Mei yan, geetha, melissa, weiling, serene, wanling, aileng, shanon, wendy ... some PL juniors ... omg ... so many of them ...

It was fun chatting n updating each other ... woah~ we all have grown so much ... we used to be playing at the sch fitness corner "crocodile crocodile may we cross the river???" ... to Hopscotch ... to spraying water n powder onto each other after PE ... copying hw .. Hitting each other boots (gals' sch wat) .. punishment to sing Majulah Singapura infront of the sch ... PL workout .. PL walk a job ... PL Musical - The Great I am .... there's so many many ...

** TO GOD BE THE GLORY **
** LOOK UP LIFT UP **

yourstruly crapped @ Saturday, June 04, 2005









Last entry for this month ...

It's been a mth since i'm working in SP services.
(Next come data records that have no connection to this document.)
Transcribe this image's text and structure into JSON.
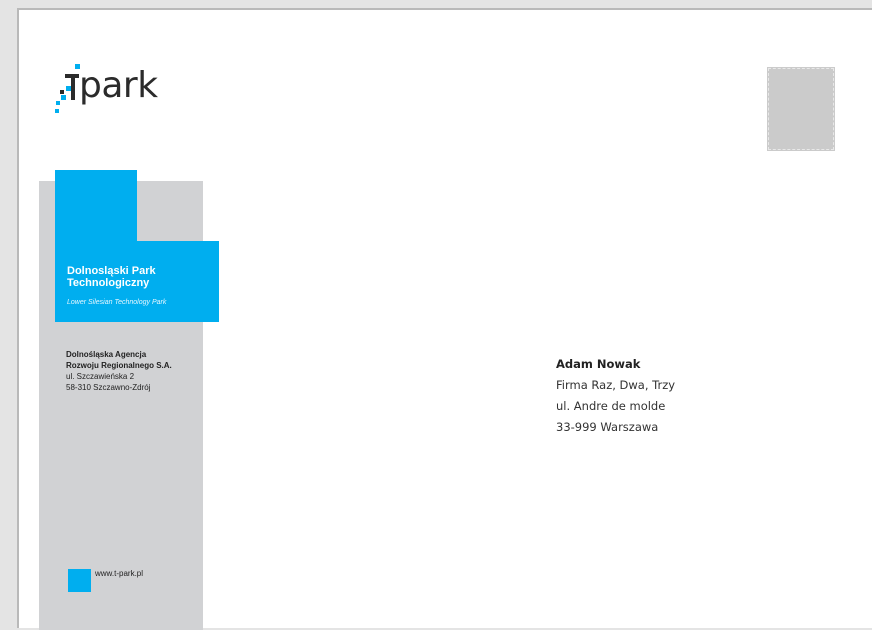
{
  "logo": {
    "text": "park"
  },
  "sender": {
    "park_name": "Dolnosląski Park Technologiczny",
    "park_name_en": "Lower Silesian Technology Park",
    "agency_line1": "Dolnośląska Agencja",
    "agency_line2": "Rozwoju Regionalnego S.A.",
    "street": "ul. Szczawieńska 2",
    "city": "58-310 Szczawno-Zdrój",
    "website": "www.t-park.pl"
  },
  "recipient": {
    "name": "Adam Nowak",
    "company": "Firma Raz, Dwa, Trzy",
    "street": "ul. Andre de molde",
    "city": "33-999 Warszawa"
  },
  "colors": {
    "brand_blue": "#00aeef",
    "band_grey": "#d1d2d4",
    "stamp_grey": "#cbcbcb"
  }
}
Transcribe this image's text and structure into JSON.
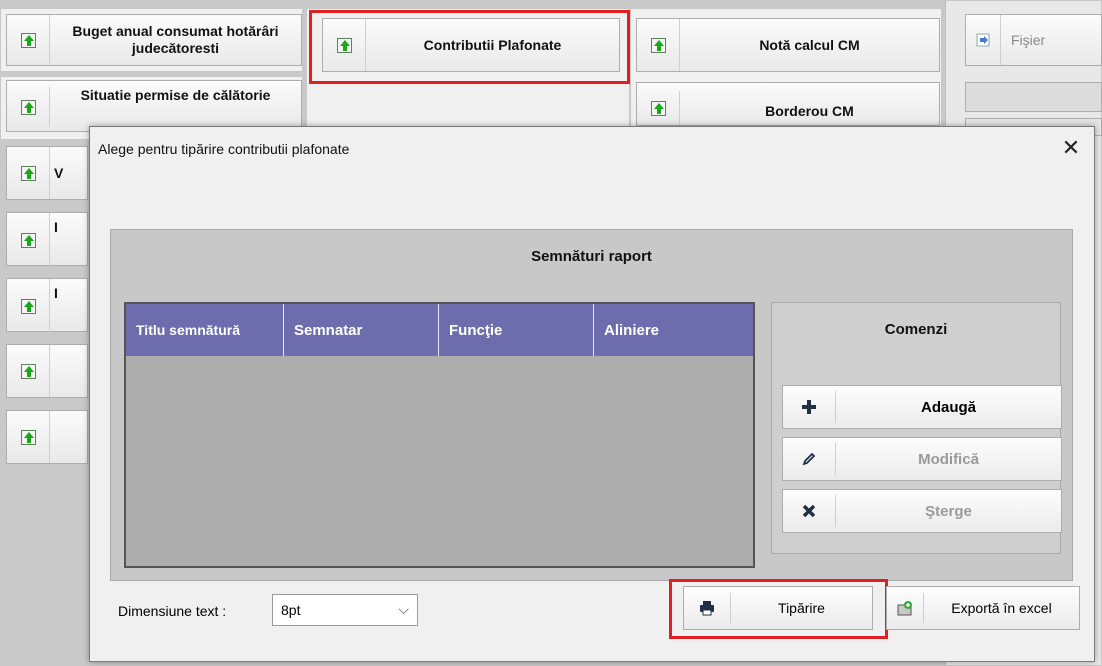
{
  "background": {
    "tiles": [
      {
        "label": "Buget anual consumat hotărâri judecătoresti"
      },
      {
        "label": "Contributii Plafonate"
      },
      {
        "label": "Notă calcul CM"
      },
      {
        "label": "Situatie permise de călătorie"
      },
      {
        "label": "Borderou CM"
      }
    ],
    "right_panel": {
      "label": "Fişier"
    },
    "left_column_fragments": [
      "V",
      "I",
      "I"
    ]
  },
  "dialog": {
    "title": "Alege pentru tipărire contributii plafonate",
    "close_glyph": "✕",
    "panel_title": "Semnături raport",
    "table": {
      "columns": [
        "Titlu semnătură",
        "Semnatar",
        "Funcţie",
        "Aliniere"
      ],
      "rows": []
    },
    "commands": {
      "title": "Comenzi",
      "add_label": "Adaugă",
      "edit_label": "Modifică",
      "delete_label": "Şterge"
    },
    "text_size": {
      "label": "Dimensiune text :",
      "value": "8pt"
    },
    "print_label": "Tipărire",
    "export_label": "Exportă în excel"
  },
  "colors": {
    "header_bg": "#6d6dad",
    "highlight": "#e02020",
    "grid_bg": "#adadad"
  }
}
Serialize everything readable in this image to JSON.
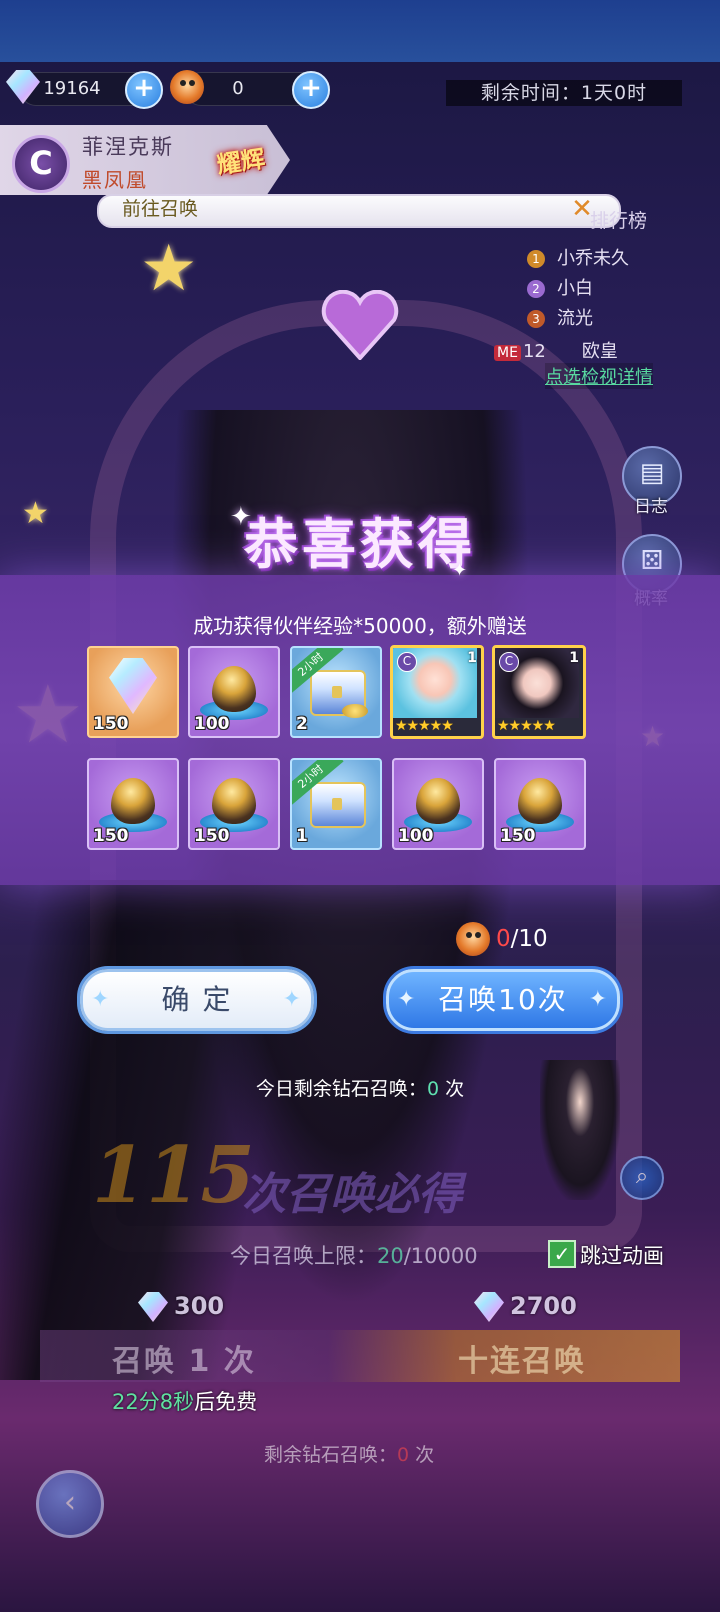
{
  "resources": {
    "gems": "19164",
    "tickets": "0",
    "plus": "+"
  },
  "timer": {
    "label": "剩余时间：1天0时"
  },
  "character": {
    "element_glyph": "C",
    "name": "菲涅克斯",
    "title": "黑凤凰",
    "rank": "耀辉"
  },
  "notice": {
    "text": "前往召唤",
    "close": "✕"
  },
  "leaderboard": {
    "title": "排行榜",
    "entries": [
      {
        "rank": "1",
        "name": "小乔未久",
        "color": "#d08a2a"
      },
      {
        "rank": "2",
        "name": "小白",
        "color": "#9a6ad0"
      },
      {
        "rank": "3",
        "name": "流光",
        "color": "#c05a2a"
      }
    ],
    "me": {
      "tag": "ME",
      "rank": "12",
      "name": "欧皇"
    },
    "detail_link": "点选检视详情"
  },
  "side_buttons": {
    "log": "日志",
    "rate": "概率"
  },
  "popup": {
    "title": "恭喜获得",
    "description": "成功获得伙伴经验*50000，额外赠送",
    "ribbon": "2小时",
    "items_row1": [
      {
        "type": "crystal",
        "qty": "150"
      },
      {
        "type": "egg",
        "qty": "100"
      },
      {
        "type": "chest",
        "qty": "2"
      },
      {
        "type": "portrait-1",
        "qty": "1",
        "stars": "★★★★★"
      },
      {
        "type": "portrait-2",
        "qty": "1",
        "stars": "★★★★★"
      }
    ],
    "items_row2": [
      {
        "type": "egg",
        "qty": "150"
      },
      {
        "type": "egg",
        "qty": "150"
      },
      {
        "type": "chest",
        "qty": "1"
      },
      {
        "type": "egg",
        "qty": "100"
      },
      {
        "type": "egg",
        "qty": "150"
      }
    ],
    "progress_current": "0",
    "progress_total": "/10",
    "confirm_label": "确 定",
    "summon10_label": "召唤10次",
    "today_remaining_prefix": "今日剩余钻石召唤：",
    "today_remaining_value": "0",
    "today_remaining_suffix": " 次"
  },
  "page": {
    "pity_number": "115",
    "pity_text": "次召唤必得",
    "limit_prefix": "今日召唤上限：",
    "limit_value": "20",
    "limit_total": "/10000",
    "skip_label": "跳过动画",
    "cost_single": "300",
    "cost_ten": "2700",
    "summon1": "召唤 1 次",
    "summon10": "十连召唤",
    "free_time": "22分8秒",
    "free_suffix": "后免费",
    "remaining_prefix": "剩余钻石召唤：",
    "remaining_value": "0",
    "remaining_suffix": " 次"
  }
}
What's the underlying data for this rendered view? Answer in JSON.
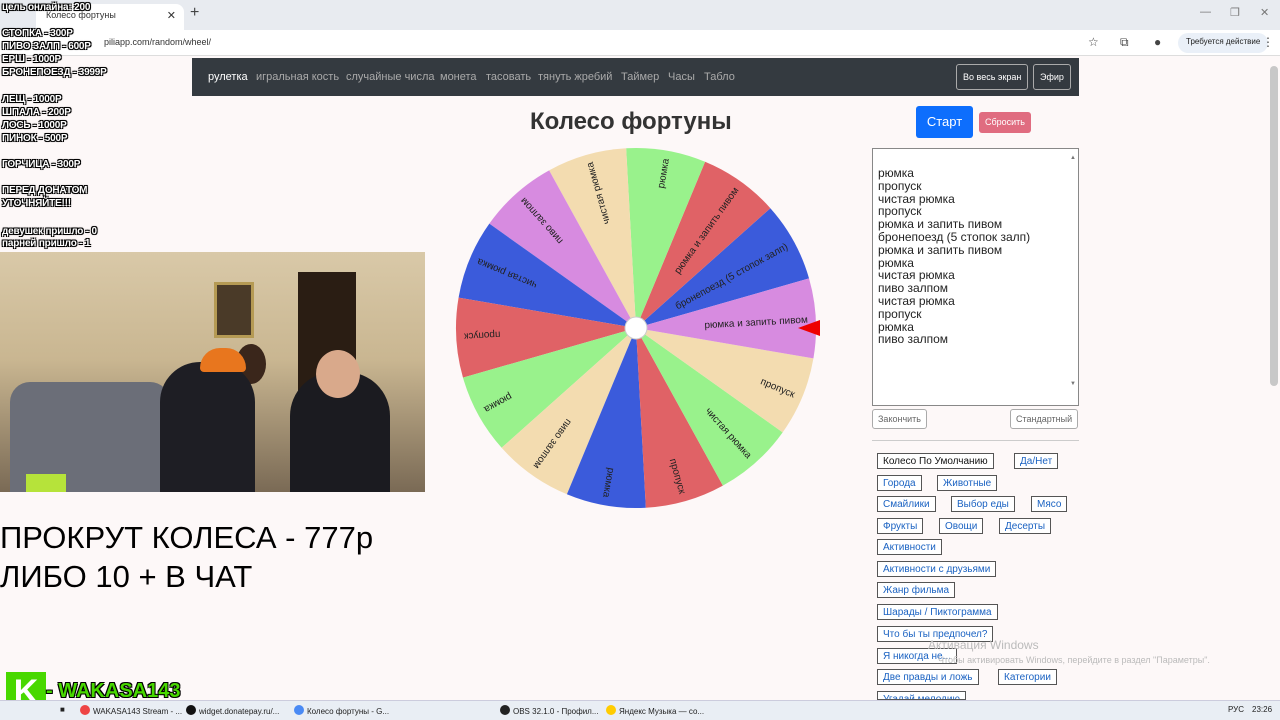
{
  "browser": {
    "tab_title": "Колесо фортуны",
    "url": "piliapp.com/random/wheel/",
    "profile_button": "Требуется действие"
  },
  "nav": {
    "links": [
      "рулетка",
      "игральная кость",
      "случайные числа",
      "монета",
      "тасовать",
      "тянуть жребий",
      "Таймер",
      "Часы",
      "Табло"
    ],
    "fullscreen_label": "Во весь экран",
    "broadcast_label": "Эфир"
  },
  "wheel": {
    "title": "Колесо фортуны",
    "start_label": "Старт",
    "reset_label": "Сбросить",
    "segments": [
      {
        "label": "бронепоезд (5 стопок залп)",
        "color": "#3b5bdb"
      },
      {
        "label": "рюмка и запить пивом",
        "color": "#e06266"
      },
      {
        "label": "рюмка",
        "color": "#99f28c"
      },
      {
        "label": "чистая рюмка",
        "color": "#f3dcb0"
      },
      {
        "label": "пиво залпом",
        "color": "#d78be0"
      },
      {
        "label": "чистая рюмка",
        "color": "#3b5bdb"
      },
      {
        "label": "пропуск",
        "color": "#e06266"
      },
      {
        "label": "рюмка",
        "color": "#99f28c"
      },
      {
        "label": "пиво залпом",
        "color": "#f3dcb0"
      },
      {
        "label": "рюмка",
        "color": "#3b5bdb"
      },
      {
        "label": "пропуск",
        "color": "#e06266"
      },
      {
        "label": "чистая рюмка",
        "color": "#99f28c"
      },
      {
        "label": "пропуск",
        "color": "#f3dcb0"
      },
      {
        "label": "рюмка и запить пивом",
        "color": "#d78be0"
      }
    ]
  },
  "entries": {
    "lines": [
      "рюмка",
      "пропуск",
      "чистая рюмка",
      "пропуск",
      "рюмка и запить пивом",
      "бронепоезд (5 стопок залп)",
      "рюмка и запить пивом",
      "рюмка",
      "чистая рюмка",
      "пиво залпом",
      "чистая рюмка",
      "пропуск",
      "рюмка",
      "пиво залпом"
    ],
    "finish_label": "Закончить",
    "standard_label": "Стандартный"
  },
  "presets": [
    "Колесо По Умолчанию",
    "Да/Нет",
    "Города",
    "Животные",
    "Смайлики",
    "Выбор еды",
    "Мясо",
    "Фрукты",
    "Овощи",
    "Десерты",
    "Активности",
    "Активности с друзьями",
    "Жанр фильма",
    "Шарады / Пиктограмма",
    "Что бы ты предпочел?",
    "Я никогда не...",
    "Две правды и ложь",
    "Категории",
    "Угадай мелодию"
  ],
  "watermark": {
    "line1": "Активация Windows",
    "line2": "Чтобы активировать Windows, перейдите в раздел \"Параметры\"."
  },
  "overlay": {
    "goal": "цель онлайна: 200",
    "prices_a": [
      "СТОПКА - 300Р",
      "ПИВО ЗАЛП - 600Р",
      "ЕРШ - 1000Р",
      "БРОНЕПОЕЗД - 3999Р"
    ],
    "prices_b": [
      "ЛЕЩ - 1000Р",
      "ШПАЛА - 200Р",
      "ЛОСЬ - 1000Р",
      "ПИНОК - 500Р"
    ],
    "mustard": "ГОРЧИЦА - 300Р",
    "donate_note": [
      "ПЕРЕД ДОНАТОМ",
      "УТОЧНЯЙТЕ!!!"
    ],
    "girls": "девушек пришло - 0",
    "guys": "парней пришло - 1",
    "spin_line1": "ПРОКРУТ КОЛЕСА - 777р",
    "spin_line2": "ЛИБО 10 + В ЧАТ",
    "logo_letter": "K",
    "logo_name": "- WAKASA143"
  },
  "taskbar": {
    "items": [
      {
        "label": "WAKASA143 Stream - ...",
        "color": "#e44"
      },
      {
        "label": "widget.donatepay.ru/...",
        "color": "#111"
      },
      {
        "label": "Колесо фортуны - G...",
        "color": "#4a8af4"
      },
      {
        "label": "OBS 32.1.0 - Профил...",
        "color": "#222"
      },
      {
        "label": "Яндекс Музыка — со...",
        "color": "#fc0"
      }
    ],
    "lang": "РУС",
    "time": "23:26"
  }
}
Sigh~ the environment wasn't wat i expected. It's boring here, politics everywhere!!! i hate it. If u dun like the person, bloody hell go f*ck the person upside down lar, why must u back stab behind then being so nice in front. This place really sucks ... DUAL still better ...

Sianz ... i got so many careless mistakes in my drafts, no wonder audrey will get angry. Sigh~ looks like i'm really distracted when working. Think i prefer toking to cust on the phone, hur hur hur ... today called a customer n the feeling is totally diff from replying letters ...

Class today is still as fun!!! n Saturday event is on!!! yuppy ... a gathering with my new classmates. Sigh~ but uncle want to meet me at 7pm on sat??? how~ dunno this time wat will he tok abt ... *scare*, but i still need to get $ from him for my sch fees. Think i better call him to see can change the time anot.